In this study, we applied machine learning to train prediction models to predict whether a pairing of vector-protein will express or not express in E. coli. For expressed cases, the models further predict whether the expressed proteins would be soluble. We collected a set of real cases from the clients of our recombinant protein production core facility, where six different vectors were designed and studied. This set of cases is used in both training and evaluation of our models. We evaluate three different models based on the support vector machines (SVM) and their ensembles. Unlike many previous works, these models consider the sequence of the target protein as well as the sequence of the whole fusion vector as the features. We show that a model that classifies a case into one of the three classes (no expression, inclusion body and soluble) outperforms a model that considers the nested structure of the three classes, while a model that can take advantage of the hierarchical structure of the three classes performs slight worse but comparably to the best model. Meanwhile, compared to previous works, we show that the prediction accuracy of our best method still performs the best. Lastly, we briefly present two methods to use the trained model in the design of the recombinant protein production systems to improve the chance of high soluble protein production.

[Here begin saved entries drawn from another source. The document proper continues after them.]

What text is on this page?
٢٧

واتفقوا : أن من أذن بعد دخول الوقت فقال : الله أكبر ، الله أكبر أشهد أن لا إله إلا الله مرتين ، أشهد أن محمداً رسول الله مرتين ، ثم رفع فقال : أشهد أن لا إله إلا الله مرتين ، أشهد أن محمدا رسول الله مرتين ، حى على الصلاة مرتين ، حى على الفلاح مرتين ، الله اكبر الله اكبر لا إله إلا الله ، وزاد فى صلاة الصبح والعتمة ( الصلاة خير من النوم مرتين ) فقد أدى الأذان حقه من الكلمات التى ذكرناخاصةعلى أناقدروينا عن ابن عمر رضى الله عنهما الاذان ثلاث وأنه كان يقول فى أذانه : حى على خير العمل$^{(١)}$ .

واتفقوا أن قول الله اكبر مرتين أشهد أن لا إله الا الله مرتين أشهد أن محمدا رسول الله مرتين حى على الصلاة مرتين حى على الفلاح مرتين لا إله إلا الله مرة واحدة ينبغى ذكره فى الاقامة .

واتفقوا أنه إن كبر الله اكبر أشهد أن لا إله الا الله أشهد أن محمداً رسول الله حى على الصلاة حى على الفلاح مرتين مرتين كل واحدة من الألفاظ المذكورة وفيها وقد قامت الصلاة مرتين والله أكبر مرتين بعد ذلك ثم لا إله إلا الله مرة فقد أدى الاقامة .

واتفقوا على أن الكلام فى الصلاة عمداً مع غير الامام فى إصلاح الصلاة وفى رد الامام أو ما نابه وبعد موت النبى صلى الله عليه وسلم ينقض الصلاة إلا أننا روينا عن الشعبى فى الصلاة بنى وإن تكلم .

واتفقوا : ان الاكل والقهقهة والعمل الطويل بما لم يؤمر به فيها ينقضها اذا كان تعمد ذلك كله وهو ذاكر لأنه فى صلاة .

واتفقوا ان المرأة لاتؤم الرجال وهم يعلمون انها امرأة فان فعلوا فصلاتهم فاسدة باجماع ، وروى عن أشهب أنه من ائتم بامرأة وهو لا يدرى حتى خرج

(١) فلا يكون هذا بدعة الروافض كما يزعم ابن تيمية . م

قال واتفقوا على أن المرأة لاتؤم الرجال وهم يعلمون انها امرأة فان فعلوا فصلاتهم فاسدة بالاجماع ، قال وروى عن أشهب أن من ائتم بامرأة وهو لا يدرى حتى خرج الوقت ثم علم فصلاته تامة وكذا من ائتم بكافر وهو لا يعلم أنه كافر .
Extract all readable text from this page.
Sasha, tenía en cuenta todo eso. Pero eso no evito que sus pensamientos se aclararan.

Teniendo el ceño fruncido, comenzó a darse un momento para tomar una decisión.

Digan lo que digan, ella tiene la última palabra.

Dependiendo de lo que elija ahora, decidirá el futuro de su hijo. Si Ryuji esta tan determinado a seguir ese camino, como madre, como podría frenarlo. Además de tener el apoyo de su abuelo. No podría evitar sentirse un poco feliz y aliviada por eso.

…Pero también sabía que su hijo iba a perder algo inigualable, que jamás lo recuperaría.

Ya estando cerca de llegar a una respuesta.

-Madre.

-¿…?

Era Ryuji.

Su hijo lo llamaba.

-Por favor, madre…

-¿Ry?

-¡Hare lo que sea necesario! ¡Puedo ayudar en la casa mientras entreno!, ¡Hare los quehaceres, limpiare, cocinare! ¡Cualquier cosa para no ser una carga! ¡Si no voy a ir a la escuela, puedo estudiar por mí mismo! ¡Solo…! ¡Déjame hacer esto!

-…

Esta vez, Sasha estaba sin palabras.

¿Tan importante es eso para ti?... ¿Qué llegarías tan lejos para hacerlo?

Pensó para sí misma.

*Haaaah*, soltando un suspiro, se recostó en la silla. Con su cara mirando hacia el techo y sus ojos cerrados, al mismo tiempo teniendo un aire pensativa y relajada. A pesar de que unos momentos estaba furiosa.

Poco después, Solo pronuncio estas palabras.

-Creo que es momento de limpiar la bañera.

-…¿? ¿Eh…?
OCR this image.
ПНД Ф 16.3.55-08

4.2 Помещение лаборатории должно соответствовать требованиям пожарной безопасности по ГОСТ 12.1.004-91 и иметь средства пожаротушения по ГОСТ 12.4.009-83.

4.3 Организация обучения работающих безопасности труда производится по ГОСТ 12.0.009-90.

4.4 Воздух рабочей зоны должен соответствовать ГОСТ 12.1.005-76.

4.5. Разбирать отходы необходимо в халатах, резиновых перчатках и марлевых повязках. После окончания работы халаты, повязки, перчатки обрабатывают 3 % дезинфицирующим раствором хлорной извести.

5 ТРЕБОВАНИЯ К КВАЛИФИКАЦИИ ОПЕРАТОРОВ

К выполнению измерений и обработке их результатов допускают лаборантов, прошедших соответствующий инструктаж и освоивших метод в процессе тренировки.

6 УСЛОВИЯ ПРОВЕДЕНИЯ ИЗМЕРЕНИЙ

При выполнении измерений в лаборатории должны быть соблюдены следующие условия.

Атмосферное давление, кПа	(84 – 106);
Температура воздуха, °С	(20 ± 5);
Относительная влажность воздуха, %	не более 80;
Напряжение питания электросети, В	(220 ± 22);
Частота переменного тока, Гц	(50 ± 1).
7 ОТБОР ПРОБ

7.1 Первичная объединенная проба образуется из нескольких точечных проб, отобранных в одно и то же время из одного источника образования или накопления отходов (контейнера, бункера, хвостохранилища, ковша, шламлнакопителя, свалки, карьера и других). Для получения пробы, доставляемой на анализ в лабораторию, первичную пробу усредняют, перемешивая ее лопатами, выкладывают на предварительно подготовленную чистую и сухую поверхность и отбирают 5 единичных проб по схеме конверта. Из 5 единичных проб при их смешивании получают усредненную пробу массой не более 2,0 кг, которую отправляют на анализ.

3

In this paper, we show that a machine learning approach to the prediction of the efficacy of a vector for a target protein in a recombinant protein production system is promising and may compliment traditional knowledge-driven study of the efficacy. We will release our program to share with other labs in the public domain when this paper is published.
重组蛋白生产是一种生产大量高可溶性蛋白的有用生物技术。目前,最广泛使用的生产系统是将靶蛋白融合到大肠杆菌(E. coli)的不同载体中。然而,不同载体对不同靶蛋白的生产效率不同。寻找给定靶蛋白的载体的效果仍然是一种反复试验的做法。以前的研究仅限于假设蛋白质会过表达,并只关注表达蛋白的溶解度。事实上,许多载体-蛋白的配对结果是无表达。
在这项研究中,我们应用机器学习来训练预测模型,以预测载体-蛋白的配对是否会在大肠杆菌中表达。对于表达的情况,模型进一步预测表达的蛋白是否可溶。我们从我们的重组蛋白生产核心设施的客户那里收集了一组真实案例,其中设计和研究了六种不同的载体。该组案例用于模型的训练和评估。我们基于支持向量机(SVM)及其集成来评估三个不同的模型。与许多以前的工作不同,这些模型将靶蛋白的序列以及整个融合载体的序列作为特征。我们表明,将案例分类为三类之一(无表达、包涵体和可溶)的模型优于考虑三类嵌套结构的模型,而能够利用三类层次结构的模型表现稍差,但与最佳模型相当。同时,与以前的工作相比,我们表明我们的最佳方法的预测准确性仍然表现最好。最后,我们简要介绍了两种在重组蛋白生产系统设计中使用训练模型的方法,以提高生产高可溶性蛋白的机会。
在本文中,我们表明,机器学习方法预测重组蛋白生产系统中靶蛋白的载体效果是有前途的,并且可以补充传统的基于知识的载体效果研究。本文发表后,我们将在公共领域发布我们的程序,与其他实验室共享。